Ce n’est pas la première fois qu’Apple est attaqué pour ce sujet, mais cette fois, la plainte pourrait avoir une portée et un impact importants, expliquent nos confrères. Car si, depuis des années, Apple prône la défense de la vie privée de ses utilisateurs, sa stratégie est de plus en plus critiquée. D’autant que ces derniers mois, des décisions de justice récentes ont rendu, outre Atlantique, les plateformes responsables des publications ou des messages de leurs utilisateurs dans certaines situations, expliquent nos confrères.
Après l’annonce de l’action en justice, Apple a répondu qu’elle n’était pas responsable des contenus stockés sur iCloud par ses utilisateurs. L’entreprise américaine estime qu’elle ne peut pas faire l’objet d’une action en responsabilité du fait des produits puisqu’iCloud ne serait pas un produit au sens de la loi américaine. Pour Fred Sainz, porte-parole d’Apple, « les contenus pédopornographiques sont odieux et nous nous engageons à lutter contre la façon dont les prédateurs les diffusent. Nous innovons de toute urgence et activement pour lutter contre ces crimes sans compromettre la sécurité et la vie privée de tous nos utilisateurs ».
Le débat aussi vif en Europe
Si l’issue de cette action en justice pourrait changer la donne dans le pays, le débat entre vie privée et protection des mineurs est aussi vif en Europe.

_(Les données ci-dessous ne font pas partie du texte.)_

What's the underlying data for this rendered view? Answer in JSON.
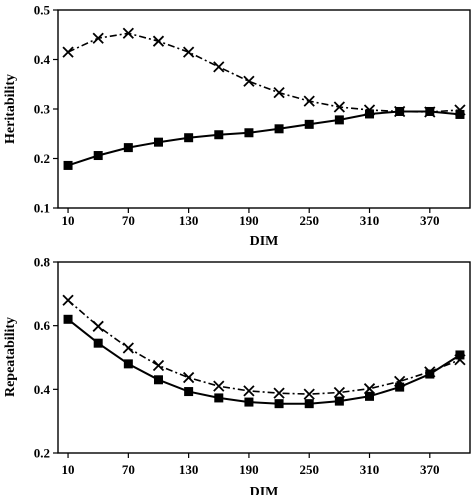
{
  "chart_data": [
    {
      "type": "line",
      "title": "",
      "xlabel": "DIM",
      "ylabel": "Heritability",
      "x": [
        10,
        40,
        70,
        100,
        130,
        160,
        190,
        220,
        250,
        280,
        310,
        340,
        370,
        400
      ],
      "xticks": [
        "10",
        "70",
        "130",
        "190",
        "250",
        "310",
        "370"
      ],
      "xtick_values": [
        10,
        70,
        130,
        190,
        250,
        310,
        370
      ],
      "yticks": [
        "0.1",
        "0.2",
        "0.3",
        "0.4",
        "0.5"
      ],
      "ylim": [
        0.1,
        0.5
      ],
      "xlim": [
        0,
        410
      ],
      "grid": false,
      "series": [
        {
          "marker": "square",
          "line_style": "solid",
          "values": [
            0.186,
            0.206,
            0.222,
            0.233,
            0.242,
            0.248,
            0.252,
            0.26,
            0.269,
            0.278,
            0.29,
            0.295,
            0.295,
            0.289
          ]
        },
        {
          "marker": "x",
          "line_style": "dash-dot",
          "values": [
            0.415,
            0.443,
            0.453,
            0.437,
            0.415,
            0.385,
            0.356,
            0.333,
            0.316,
            0.304,
            0.298,
            0.295,
            0.294,
            0.298
          ]
        }
      ]
    },
    {
      "type": "line",
      "title": "",
      "xlabel": "DIM",
      "ylabel": "Repeatability",
      "x": [
        10,
        40,
        70,
        100,
        130,
        160,
        190,
        220,
        250,
        280,
        310,
        340,
        370,
        400
      ],
      "xticks": [
        "10",
        "70",
        "130",
        "190",
        "250",
        "310",
        "370"
      ],
      "xtick_values": [
        10,
        70,
        130,
        190,
        250,
        310,
        370
      ],
      "yticks": [
        "0.2",
        "0.4",
        "0.6",
        "0.8"
      ],
      "ylim": [
        0.2,
        0.8
      ],
      "xlim": [
        0,
        410
      ],
      "grid": false,
      "series": [
        {
          "marker": "square",
          "line_style": "solid",
          "values": [
            0.62,
            0.545,
            0.48,
            0.43,
            0.393,
            0.373,
            0.36,
            0.355,
            0.355,
            0.363,
            0.378,
            0.407,
            0.448,
            0.508
          ]
        },
        {
          "marker": "x",
          "line_style": "dash-dot",
          "values": [
            0.68,
            0.598,
            0.53,
            0.475,
            0.437,
            0.41,
            0.395,
            0.388,
            0.385,
            0.39,
            0.402,
            0.425,
            0.455,
            0.493
          ]
        }
      ]
    }
  ]
}
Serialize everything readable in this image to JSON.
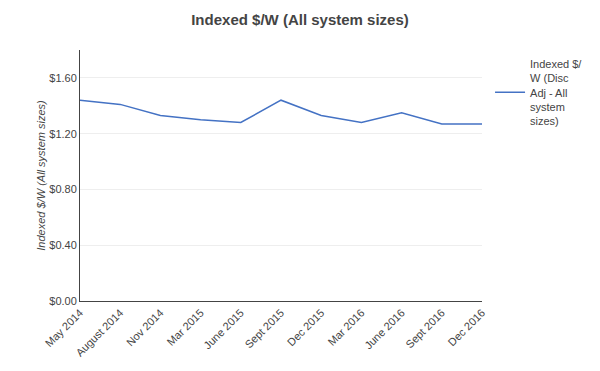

Sur le Vieux continent, le projet de règlementation européen CSAM (pour Child Sexual Abuse Material) prévoit d’imposer aux plateformes numériques, y compris les messageries chiffrées, la détection et la suppression de contenus pédopornographiques.
De quoi mettre vent debout les experts en cybersécurité et les associations ou organisations défendant la vie privée en ligne, qui expliquent là aussi qu’obliger à une telle détection reviendrait à surveiller tous les contenus échangés via des applications ou sur le Web. Ce qui mettrait, selon ces dernières, fin à la vie privée et au secret de la correspondance en ligne.
Il n’existe pour l’instant pas de consensus sur le texte : vendredi 6 décembre, les 27 pays de l’Union européenne ne sont pas parvenus à s’accorder sur une seule et même position. Selon Contexte ce lundi 9 décembre, la prochaine réunion aura lieu à Bruxelles le 12 décembre prochain.